Sophomore Zachary Corolla has helped Roy organize the cancer awareness week. His grandmother was recently diagnosed with pancreatic cancer and organizing the event has given him a chance to get active, he said.
“It was sort of serendipitous,” he said. “We live in a two-family home and I’ve watched this happen in front of me. Before I knew it, I’d placed 20 shirt orders with my family.”
Roy said the group has raised about $200 so far. In addition to raising money, Colleen also recruited speakers for the school-wide meeting.
She invited Kelly Turner Cole, a New Haven police officer who retired just four weeks ago, to talk about her battle with breast cancer.
“I’m alive and well today,” Turner Cole told the gym filled with about 250 applauding students.
Turner Cole was diagnosed with stage three breast cancer at age 36 in July 2001. Doctors found it during a routine mammogram and the news shocked her, she said. She underwent chemotherapy, radiation and a mastectomy before doctors declared her cancer-free about a year later.
With almost 10 cancer-free years and a 20-year police career under her belt, Turner Cole turned her full-time attention to her favorite project.
“What she’s done with these 10 years is what counts,” said Andrea Silber, Turner Cole’s former oncologist and an associate clinical professor at Yale University. Silber also spoke to the group of students Monday.

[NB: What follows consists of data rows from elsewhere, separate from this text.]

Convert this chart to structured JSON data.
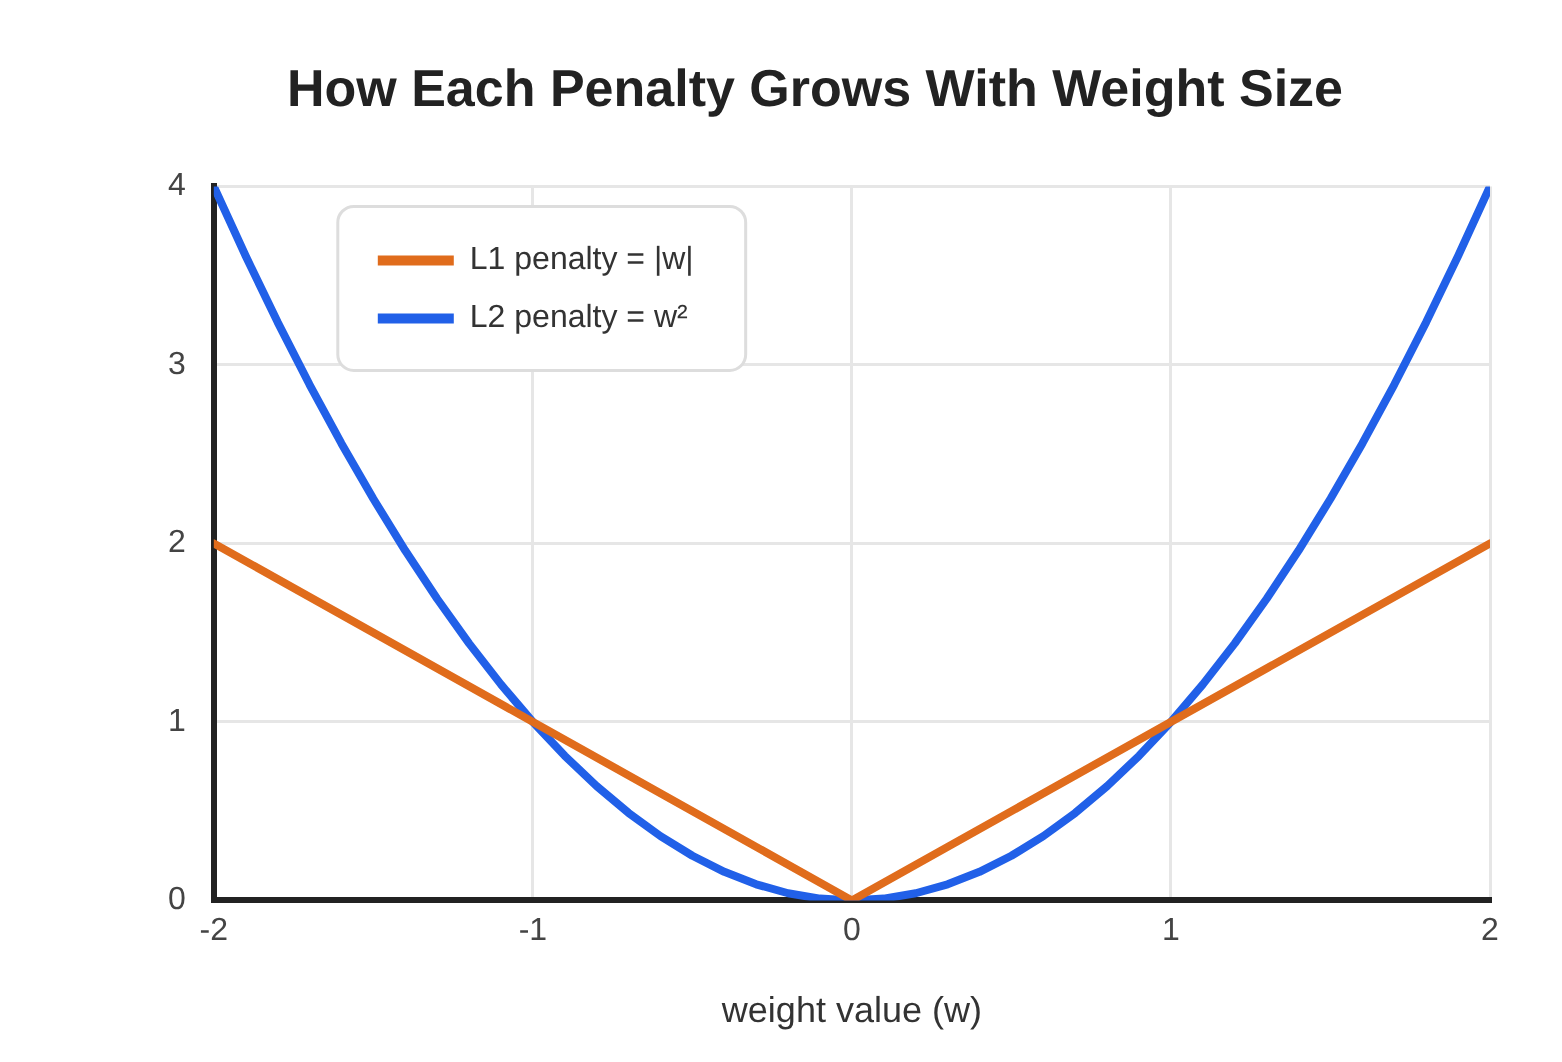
{
  "chart_data": {
    "type": "line",
    "title": "How Each Penalty Grows With Weight Size",
    "xlabel": "weight value (w)",
    "xlim": [
      -2,
      2
    ],
    "xticks": [
      -2,
      -1,
      0,
      1,
      2
    ],
    "ylim": [
      0,
      4
    ],
    "yticks": [
      0,
      1,
      2,
      3,
      4
    ],
    "grid": true,
    "legend": "top left",
    "series": [
      {
        "name": "L1 penalty = |w|",
        "color": "#e06c1c",
        "x": [
          -2,
          0,
          2
        ],
        "values": [
          2,
          0,
          2
        ]
      },
      {
        "name": "L2 penalty = w²",
        "color": "#2160e8",
        "x": [
          -2,
          -1.9,
          -1.8,
          -1.7,
          -1.6,
          -1.5,
          -1.4,
          -1.3,
          -1.2,
          -1.1,
          -1,
          -0.9,
          -0.8,
          -0.7,
          -0.6,
          -0.5,
          -0.4,
          -0.3,
          -0.2,
          -0.1,
          0,
          0.1,
          0.2,
          0.3,
          0.4,
          0.5,
          0.6,
          0.7,
          0.8,
          0.9,
          1,
          1.1,
          1.2,
          1.3,
          1.4,
          1.5,
          1.6,
          1.7,
          1.8,
          1.9,
          2
        ],
        "values": [
          4,
          3.61,
          3.24,
          2.89,
          2.56,
          2.25,
          1.96,
          1.69,
          1.44,
          1.21,
          1,
          0.81,
          0.64,
          0.49,
          0.36,
          0.25,
          0.16,
          0.09,
          0.04,
          0.01,
          0,
          0.01,
          0.04,
          0.09,
          0.16,
          0.25,
          0.36,
          0.49,
          0.64,
          0.81,
          1,
          1.21,
          1.44,
          1.69,
          1.96,
          2.25,
          2.56,
          2.89,
          3.24,
          3.61,
          4
        ]
      }
    ]
  }
}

Turner Cole founded a not-for-profit in 2002 called The C.H.A.I.N. Fund (for Compassionate Hands Assisting Interim Needs). Her not-for-profit provides financial assistance to people who were forced to leave work because of cancer treatment.
Inspiration for the fund came when the community rallied around Turner Cole. She said the New Haven police department raised over $16,000 for her shortly after her diagnosis. The generosity overwhelmed her.
But while she felt blessed, she found others less fortunate. One day, Turner Cole ran into a friend also undergoing treatment at the clinic. The friend was in danger of losing the family car and couldn’t afford her son’s private education anymore. That chance encounter made Turner Cole want to protect others from cancer’s financial burden.
Since it began, C.H.A.I.N. has helped over 48 families and raised almost $260,000 to help pay mortgages, rents, utilities and prescription co-pays.
“Be the one,” Turner Cole told students. “You can be the one to make the difference in people’s lives.”
And it seems like Roy will continue to follow Turner Cole’s advice. Roy said she will make sure New Haven Academy holds a cancer awareness week through her graduation and long after she’s gone to college.
New Haven Academy Principal Greg Baldwin is on board.
“One of our missions is social action,” he said. “She’s done a great job with that. This has made me look into my own family to see how cancer has affected it.”